El agua como parte de la dieta de los niños

Para un correcto funcionamiento del organismo es necesaria el agua, ya que estamos formados en gran parte por este elemento y si bien es importante su consumo a cualquier edad, cuando los niños se encuentran en desarrollo es fundamental. El volumen de agua corporal es mayor en los bebés y niños, lo que va disminuyendo con el paso de los años. Cuando entramos en internet podemos sentirnos abrumados por la cantidad de información disponible, pero dentro de las páginas recomendadas podemos mencionar el blog starholding mataró, que cuenta con una variedad de temas que pueden responder muchas de las preguntas más frecuentes.

En los lactantes, el 70% del peso corporal es agua, mientras que en los adultos se tiene un 50%. Por tener una mayor proporción de agua es necesario tomar entre 10 y 15% de su peso en agua todos los días, cantidad que se puede completar con otros alimentos que la contengan. Los niños necesitan mayores cantidades de agua que los adultos, por la capacidad limitada que tienen los riñones para manejar la carga renal de solutos, haciendo su porcentaje de agua corporal mayor, teniendo una superficie mayor por unidad de peso corporal. Al planificar una alimentación saludable para los niños, el agua es de las bebidas más adecuadas.

Los bebés al ser amamantados están recibiendo las cantidades de agua necesarias mediante la leche materna, incluso si son alimentados con leche de fórmula.

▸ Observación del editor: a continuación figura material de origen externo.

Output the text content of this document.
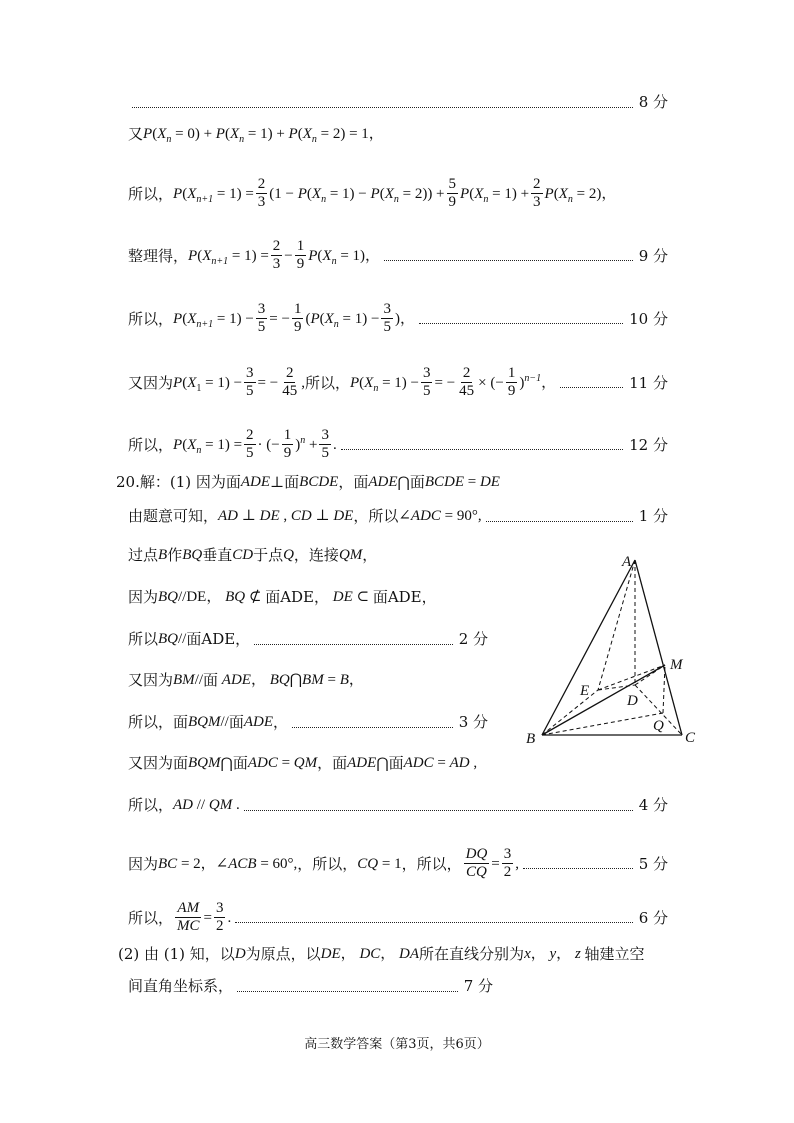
8 分
又 $P(X_n = 0) + P(X_n = 1) + P(X_n = 2) = 1$，
所以， $P(X_{n+1} = 1) = \frac{2}{3} (1 - P(X_n = 1) - P(X_n = 2)) + \frac{5}{9} P(X_n = 1) + \frac{2}{3} P(X_n = 2)$，
整理得， $P(X_{n+1} = 1) = \frac{2}{3} - \frac{1}{9} P(X_n = 1)$，	9 分
所以， $P(X_{n+1} = 1) - \frac{3}{5}$ = − $\frac{1}{9} (P(X_n = 1) - \frac{3}{5}$ )，	10 分
又因为 $P(X_1 = 1) - \frac{3}{5}$ = − $\frac{2}{45}$ , 所以， $P(X_n = 1) - \frac{3}{5}$ = − $\frac{2}{45}$ × (− $\frac{1}{9} )^{n-1}$，	11 分
所以， $P(X_n = 1) = \frac{2}{5}$ · (− $\frac{1}{9} )^n + \frac{3}{5}$ .	12 分
20.解：(1) 因为面 ADE ⊥面 BCDE ，面 ADE ⋂面 BCDE = DE
由题意可知， AD ⊥ DE , CD ⊥ DE ，所以 ∠ADC = 90°,	1 分
过点 B 作 BQ 垂直 CD 于点 Q ，连接 QM ，
因为 BQ//DE， BQ ⊄ 面ADE， DE ⊂ 面ADE，
所以 BQ// 面ADE，	2 分
又因为 BM// 面 ADE， BQ⋂BM = B，
所以，面 BQM// 面 ADE ，	3 分
又因为面 BQM ⋂面 ADC = QM ，面 ADE ⋂面 ADC = AD ,
所以， AD // QM .	4 分
因为 BC = 2，∠ACB = 60°, ，所以， CQ = 1 ，所以， $\frac{DQ}{CQ} = \frac{3}{2}$ ,	5 分
所以， $\frac{AM}{MC} = \frac{3}{2}$ .	6 分
(2) 由 (1) 知，以 D 为原点，以 DE， DC， DA 所在直线分别为 x， y， z 轴建立空
间直角坐标系，	7 分
A
M
E
D
Q
B	C
高三数学答案（第3页，共6页）
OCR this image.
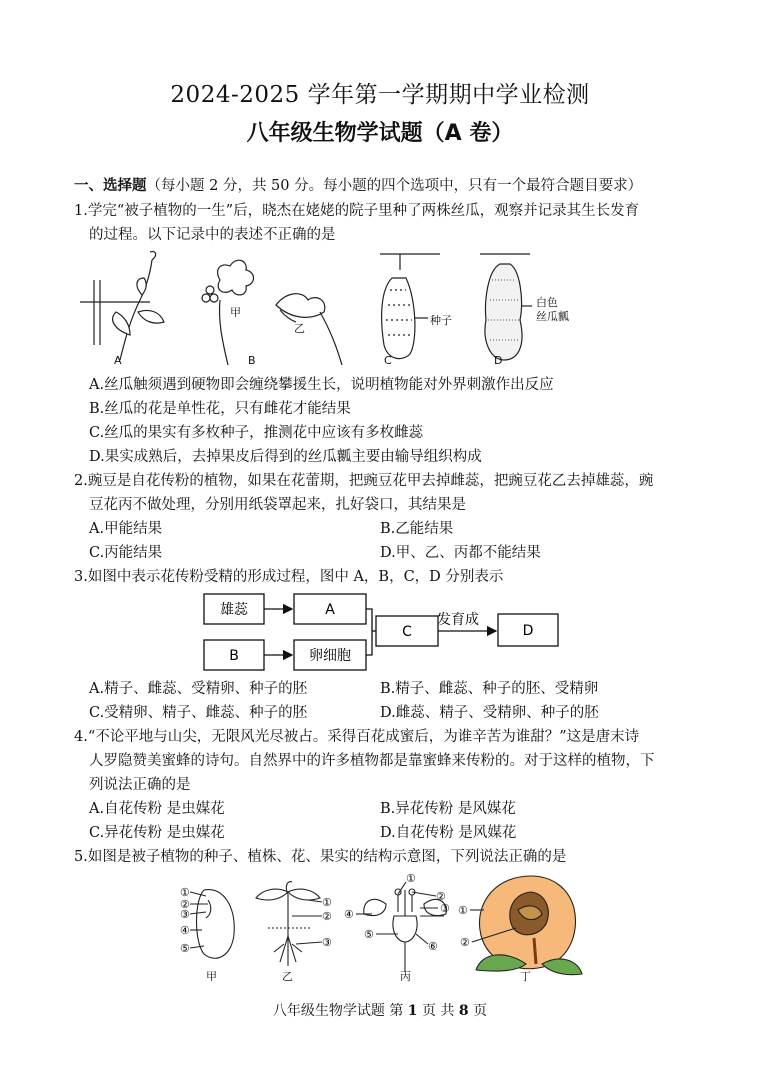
2024-2025 学年第一学期期中学业检测
八年级生物学试题（A 卷）
一、选择题（每小题 2 分，共 50 分。每小题的四个选项中，只有一个最符合题目要求）
1.学完“被子植物的一生”后，晓杰在姥姥的院子里种了两株丝瓜，观察并记录其生长发育
的过程。以下记录中的表述不正确的是
A	B	C	D
甲
乙
种子
白色
丝瓜瓤
A.丝瓜触须遇到硬物即会缠绕攀援生长，说明植物能对外界刺激作出反应
B.丝瓜的花是单性花，只有雌花才能结果
C.丝瓜的果实有多枚种子，推测花中应该有多枚雌蕊
D.果实成熟后，去掉果皮后得到的丝瓜瓤主要由输导组织构成
2.豌豆是自花传粉的植物，如果在花蕾期，把豌豆花甲去掉雌蕊，把豌豆花乙去掉雄蕊，豌
豆花丙不做处理，分别用纸袋罩起来，扎好袋口，其结果是
A.甲能结果	B.乙能结果
C.丙能结果	D.甲、乙、丙都不能结果
3.如图中表示花传粉受精的形成过程，图中 A，B，C，D 分别表示
雄蕊	A
B	卵细胞
C
发育成
D
A.精子、雌蕊、受精卵、种子的胚	B.精子、雌蕊、种子的胚、受精卵
C.受精卵、精子、雌蕊、种子的胚	D.雌蕊、精子、受精卵、种子的胚
4.“不论平地与山尖，无限风光尽被占。采得百花成蜜后，为谁辛苦为谁甜？”这是唐末诗
人罗隐赞美蜜蜂的诗句。自然界中的许多植物都是靠蜜蜂来传粉的。对于这样的植物，下
列说法正确的是
A.自花传粉 是虫媒花	B.异花传粉 是风媒花
C.异花传粉 是虫媒花	D.自花传粉 是风媒花
5.如图是被子植物的种子、植株、花、果实的结构示意图，下列说法正确的是
①
②
③
④
⑤
①
②
③
①
②
④	③
⑤
⑥
①
②
甲	乙	丙	丁
八年级生物学试题 第 1 页 共 8 页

Cuando llega el momento para la introducción del agua como bebida independiente, al iniciarse la alimentación complementaria es necesario ofrecer el agua junto con la leche, a partir de los seis meses. El agua se considera la bebida perfecta para los niños entre comidas, ya que al ofrecer refrescos o bebidas edulcoradas se puede tener una pérdida de apetito, además de promover la obesidad y otras afecciones muy comunes en la sociedad actual.

Está bebida, junto a los zumos naturales recién elaborados son los ideales para acompañar una comida, aunque los zumos se recomiendan con grandes cantidades de agua, sin mucha azúcar, evitando los productos envasados y sobre azucarados. Todas las personas necesitan el agua para evitar la deshidratación. La deshidratación es la pérdida excesiva de los líquidos del cuerpo. Constantemente el cuerpo pierde agua, que viene asociada con diferentes funciones vitales. Al respirar, el aire se satura con agua de los pulmones antes de que se expulse.

Para realizar la digestión se necesita una cantidad considerable de líquido que ayude al trabajo de las enzimas digestivas, ayudando así con la transferencia de sustancias desde el intestino hasta el torrente sanguíneo. También perdemos líquidos mediante la transpiración, por la orina, etc. Mantener un equilibrio entre los minerales y el agua del cuerpo es esencial, y aunque son muy pocos los casos de deshidratación severa, es más común ver la deshidratación leve, por ejemplo en niños sensibles al calor o cuando se enferman con diarrea o vómitos. Sin importar la edad de nuestros niños es necesario mantener una buena alimentación, ejercicio físico e ingesta de agua que ayude con su desarrollo.